"It was a dark and stormy night" may just be a cliche to you, but to me it can mean life or death, depending on how cold it gets. Staying dry doesn't matter if it isn't too cold, and sometimes it isn't worth the enormous effort it takes to shelter myself. When it snows, like today, shelter is priority one, even before food. It takes a whole lot more than those old blankets people keep handing out, thinking they're helping. Well, they are, a little. But if you live out in the elements, it takes at least four layers to stop the cold of the concrete from seeping through, and at least one better be waterproof. Nobody out here really has enough hand-offs, sheets of cardboard, and plastic trash bags to ever be really warm and dry.
I found a covered doorway last night that kept a lot of the wet off me, but there was enough wind to make it less than perfect. I don't have a shopping cart like some of the people who have been out here a long time. I have a little suitcase on wheels with a broken zipper that I found in a dumpster. It has some cartoon character I've never heard of on it.
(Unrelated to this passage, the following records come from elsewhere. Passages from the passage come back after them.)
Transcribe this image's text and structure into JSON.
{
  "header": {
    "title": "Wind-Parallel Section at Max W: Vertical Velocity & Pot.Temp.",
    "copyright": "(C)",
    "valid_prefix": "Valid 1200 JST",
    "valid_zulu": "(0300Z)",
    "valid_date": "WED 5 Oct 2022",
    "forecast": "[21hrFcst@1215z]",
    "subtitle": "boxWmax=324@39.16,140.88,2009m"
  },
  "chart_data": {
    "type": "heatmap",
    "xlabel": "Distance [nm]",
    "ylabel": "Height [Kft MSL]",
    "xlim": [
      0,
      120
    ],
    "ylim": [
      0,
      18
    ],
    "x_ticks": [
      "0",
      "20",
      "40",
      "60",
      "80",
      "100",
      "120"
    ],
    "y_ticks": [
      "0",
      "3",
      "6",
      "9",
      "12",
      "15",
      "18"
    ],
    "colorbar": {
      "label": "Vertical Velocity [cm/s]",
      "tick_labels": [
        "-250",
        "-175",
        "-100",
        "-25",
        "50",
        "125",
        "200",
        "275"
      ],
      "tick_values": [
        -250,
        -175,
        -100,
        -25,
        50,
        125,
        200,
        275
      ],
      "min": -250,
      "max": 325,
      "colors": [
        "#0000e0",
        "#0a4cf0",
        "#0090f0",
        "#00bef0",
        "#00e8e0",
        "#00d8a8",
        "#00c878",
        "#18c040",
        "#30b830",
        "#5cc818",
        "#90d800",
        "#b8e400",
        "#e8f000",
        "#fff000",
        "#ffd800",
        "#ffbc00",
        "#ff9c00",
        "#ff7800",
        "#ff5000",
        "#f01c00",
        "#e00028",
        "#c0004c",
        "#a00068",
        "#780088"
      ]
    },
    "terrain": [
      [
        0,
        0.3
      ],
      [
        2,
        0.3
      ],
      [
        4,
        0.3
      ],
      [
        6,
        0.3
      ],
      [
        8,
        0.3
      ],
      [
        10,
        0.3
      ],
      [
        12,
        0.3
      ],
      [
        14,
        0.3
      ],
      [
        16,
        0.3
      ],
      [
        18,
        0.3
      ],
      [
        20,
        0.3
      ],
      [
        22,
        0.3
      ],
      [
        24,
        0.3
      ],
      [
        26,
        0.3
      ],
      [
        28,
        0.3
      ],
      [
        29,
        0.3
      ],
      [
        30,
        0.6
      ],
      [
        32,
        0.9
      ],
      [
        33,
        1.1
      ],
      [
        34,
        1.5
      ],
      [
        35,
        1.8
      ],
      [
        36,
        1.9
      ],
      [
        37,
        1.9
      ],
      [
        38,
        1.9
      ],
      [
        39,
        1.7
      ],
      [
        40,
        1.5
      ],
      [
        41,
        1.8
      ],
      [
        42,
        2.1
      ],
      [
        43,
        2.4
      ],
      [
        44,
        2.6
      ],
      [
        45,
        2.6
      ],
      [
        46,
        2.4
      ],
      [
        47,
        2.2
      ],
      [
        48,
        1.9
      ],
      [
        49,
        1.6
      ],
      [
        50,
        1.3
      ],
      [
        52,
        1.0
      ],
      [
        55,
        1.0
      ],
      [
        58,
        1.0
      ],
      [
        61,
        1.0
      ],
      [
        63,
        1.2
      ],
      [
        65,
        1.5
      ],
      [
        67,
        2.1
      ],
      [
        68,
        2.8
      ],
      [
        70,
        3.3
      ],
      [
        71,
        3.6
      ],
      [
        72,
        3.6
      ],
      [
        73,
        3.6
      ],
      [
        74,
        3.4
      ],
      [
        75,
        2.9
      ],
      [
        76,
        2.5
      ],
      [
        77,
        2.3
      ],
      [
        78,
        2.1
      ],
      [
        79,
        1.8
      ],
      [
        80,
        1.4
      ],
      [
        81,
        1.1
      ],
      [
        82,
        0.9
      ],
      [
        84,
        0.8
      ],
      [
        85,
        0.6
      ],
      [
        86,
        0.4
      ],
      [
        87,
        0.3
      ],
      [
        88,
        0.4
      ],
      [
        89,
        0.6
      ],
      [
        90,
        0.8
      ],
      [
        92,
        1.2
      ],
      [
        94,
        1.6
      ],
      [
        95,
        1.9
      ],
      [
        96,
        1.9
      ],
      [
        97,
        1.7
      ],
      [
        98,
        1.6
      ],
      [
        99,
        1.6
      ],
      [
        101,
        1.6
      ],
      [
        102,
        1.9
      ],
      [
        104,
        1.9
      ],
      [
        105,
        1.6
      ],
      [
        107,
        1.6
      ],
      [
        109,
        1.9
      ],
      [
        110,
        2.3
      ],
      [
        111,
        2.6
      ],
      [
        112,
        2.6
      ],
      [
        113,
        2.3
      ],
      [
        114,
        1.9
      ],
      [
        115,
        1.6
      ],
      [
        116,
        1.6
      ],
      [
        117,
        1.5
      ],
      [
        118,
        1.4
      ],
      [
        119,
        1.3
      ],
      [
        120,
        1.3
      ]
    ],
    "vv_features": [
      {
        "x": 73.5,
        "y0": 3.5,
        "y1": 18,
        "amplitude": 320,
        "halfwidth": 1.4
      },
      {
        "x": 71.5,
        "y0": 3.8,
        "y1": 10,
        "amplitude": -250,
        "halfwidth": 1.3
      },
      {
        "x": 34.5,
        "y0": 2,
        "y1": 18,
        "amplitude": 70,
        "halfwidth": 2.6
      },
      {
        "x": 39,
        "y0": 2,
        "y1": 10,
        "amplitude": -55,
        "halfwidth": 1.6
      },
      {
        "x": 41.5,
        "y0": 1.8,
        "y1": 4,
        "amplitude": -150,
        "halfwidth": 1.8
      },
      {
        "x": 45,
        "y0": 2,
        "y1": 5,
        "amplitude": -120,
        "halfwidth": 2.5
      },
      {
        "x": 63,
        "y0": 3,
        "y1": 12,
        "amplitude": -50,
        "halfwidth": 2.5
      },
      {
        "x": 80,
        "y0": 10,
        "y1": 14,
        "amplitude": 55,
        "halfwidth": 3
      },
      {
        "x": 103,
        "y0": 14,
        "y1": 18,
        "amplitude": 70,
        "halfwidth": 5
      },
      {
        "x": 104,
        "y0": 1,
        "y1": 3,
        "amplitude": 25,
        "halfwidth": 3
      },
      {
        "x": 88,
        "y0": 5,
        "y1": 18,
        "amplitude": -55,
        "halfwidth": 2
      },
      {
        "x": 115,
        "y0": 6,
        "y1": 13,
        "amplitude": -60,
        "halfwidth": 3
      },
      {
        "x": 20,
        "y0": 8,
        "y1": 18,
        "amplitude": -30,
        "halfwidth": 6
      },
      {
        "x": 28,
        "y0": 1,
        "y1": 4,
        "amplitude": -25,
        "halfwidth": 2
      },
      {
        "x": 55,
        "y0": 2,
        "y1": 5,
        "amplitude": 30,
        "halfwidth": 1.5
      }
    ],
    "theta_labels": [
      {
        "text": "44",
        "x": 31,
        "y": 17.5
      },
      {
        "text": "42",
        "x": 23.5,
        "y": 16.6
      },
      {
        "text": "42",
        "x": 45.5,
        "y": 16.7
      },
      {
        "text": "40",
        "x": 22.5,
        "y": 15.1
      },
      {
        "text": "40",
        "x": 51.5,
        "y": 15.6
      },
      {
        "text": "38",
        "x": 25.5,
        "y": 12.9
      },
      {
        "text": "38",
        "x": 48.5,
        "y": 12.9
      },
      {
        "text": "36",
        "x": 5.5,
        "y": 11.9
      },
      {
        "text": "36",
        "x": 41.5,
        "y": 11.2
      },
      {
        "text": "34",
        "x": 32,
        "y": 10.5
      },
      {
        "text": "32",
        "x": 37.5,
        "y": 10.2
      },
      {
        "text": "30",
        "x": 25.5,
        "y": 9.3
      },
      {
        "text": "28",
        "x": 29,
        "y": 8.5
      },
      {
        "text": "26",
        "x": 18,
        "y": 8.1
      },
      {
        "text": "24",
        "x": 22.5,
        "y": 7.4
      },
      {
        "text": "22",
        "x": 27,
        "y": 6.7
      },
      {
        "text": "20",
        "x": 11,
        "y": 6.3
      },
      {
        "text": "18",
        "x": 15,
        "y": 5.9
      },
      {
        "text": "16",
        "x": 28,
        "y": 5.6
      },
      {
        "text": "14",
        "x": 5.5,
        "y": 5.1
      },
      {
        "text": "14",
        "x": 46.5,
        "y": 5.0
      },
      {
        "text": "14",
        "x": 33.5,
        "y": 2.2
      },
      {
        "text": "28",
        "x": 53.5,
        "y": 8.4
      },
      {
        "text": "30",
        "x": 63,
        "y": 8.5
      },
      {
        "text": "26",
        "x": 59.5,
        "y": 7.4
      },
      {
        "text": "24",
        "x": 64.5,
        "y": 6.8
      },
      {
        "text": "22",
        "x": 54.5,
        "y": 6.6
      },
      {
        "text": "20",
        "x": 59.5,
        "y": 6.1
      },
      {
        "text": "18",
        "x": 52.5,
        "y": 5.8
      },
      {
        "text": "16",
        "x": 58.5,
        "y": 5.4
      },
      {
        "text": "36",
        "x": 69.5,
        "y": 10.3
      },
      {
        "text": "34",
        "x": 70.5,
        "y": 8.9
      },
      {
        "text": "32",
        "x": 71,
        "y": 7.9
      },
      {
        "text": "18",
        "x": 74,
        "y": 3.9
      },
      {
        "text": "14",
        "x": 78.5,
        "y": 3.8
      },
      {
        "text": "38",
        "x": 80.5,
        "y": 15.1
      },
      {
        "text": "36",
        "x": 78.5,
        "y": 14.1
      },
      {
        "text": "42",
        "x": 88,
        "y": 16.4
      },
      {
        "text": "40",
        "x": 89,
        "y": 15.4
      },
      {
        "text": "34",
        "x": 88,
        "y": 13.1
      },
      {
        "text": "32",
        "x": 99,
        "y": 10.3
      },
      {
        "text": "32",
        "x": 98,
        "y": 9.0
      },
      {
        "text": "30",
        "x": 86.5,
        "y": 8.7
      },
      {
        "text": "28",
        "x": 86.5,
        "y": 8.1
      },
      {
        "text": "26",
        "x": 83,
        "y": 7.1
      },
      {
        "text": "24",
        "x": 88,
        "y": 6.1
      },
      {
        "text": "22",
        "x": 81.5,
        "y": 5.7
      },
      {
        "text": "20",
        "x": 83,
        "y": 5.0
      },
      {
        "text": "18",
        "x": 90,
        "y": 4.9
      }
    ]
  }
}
I'm still learning what I can keep and what just weighs me down, and the most important thing I'm learning is that staying dry isn't optional, it's absolutely critical.
I went to college, just like most of the people who pass me on the street. I didn't finish, but I knew enough to get a pretty decent job. I'm glad I didn't have kids, because my husband would have hurt them, too. It took years for me to run, to give up the job, to drive to a different city in a different state, to build a whole new identity so he can't find me. It was tough to choose to run, to give up any security I had. It felt like jumping off a cliff. But when somebody's chasing you with a baseball bat, you jump.
I lived in my car for over two years before it was stolen, along with everything I owned. At least that happened in summer, when not having a jacket didn't mean certain death. But man, that first winter outside taught me things I never dreamed I'd need to know. Now in my third winter outside, I'm an old pro, and I try hard to lend a hand to newbies, especially the younger women like me. I know how vulnerable they feel, and I know at what price those survival lessons come.
A couple generations ago, people could live without property. There was open land. There were fruitful trees and it was OK to catch wild animals to eat, and to build a fire, and to pitch a tent. A hundred years ago, people didn't have to have jobs to earn a living -- they could live off the land, provide for themselves through ingenuity, cooperate with neighbors and share resources. Nobody thought you were crazy if you carried a pack and traveled, always looking for a peaceful place to rest. And if a stranger knocked on your door and asked for food, you gave it to them, because nobody deserves to be hungry. Sometimes you asked for help chopping wood. Sometimes you let them sleep out back under the eaves.
Maybe it's just because there are so many more people now. Maybe access to so many "things" has convinced everybody that we all need all of them. He who dies with the most toys ... still dies. We don't trust anybody anymore. Everything is competition. People don't even know their next-door neighbors.
Let me tell you, when your survival is on the line, you KNOW your neighbors. You'd better be darn sure you know who to trust and who to be wary of. You share, no matter how little you have, and you know others will share with you, because we don't look like much, but we're people too, and each of us matters.
You'll usually find me crouched up against a building during the day. It's partly how I conserve my body heat, it's partly to be unobtrusive, and it's partly because you all have convinced me that I'm just in your way. I might suffer from a little mental illness -- post-traumatic stress or something -- who wouldn't, living this way? But I don't do drugs, and I never hurt anybody. My wish, every day, is that when you see me crouched there, you'll give me the benefit of the doubt and behave as if I were the same as you.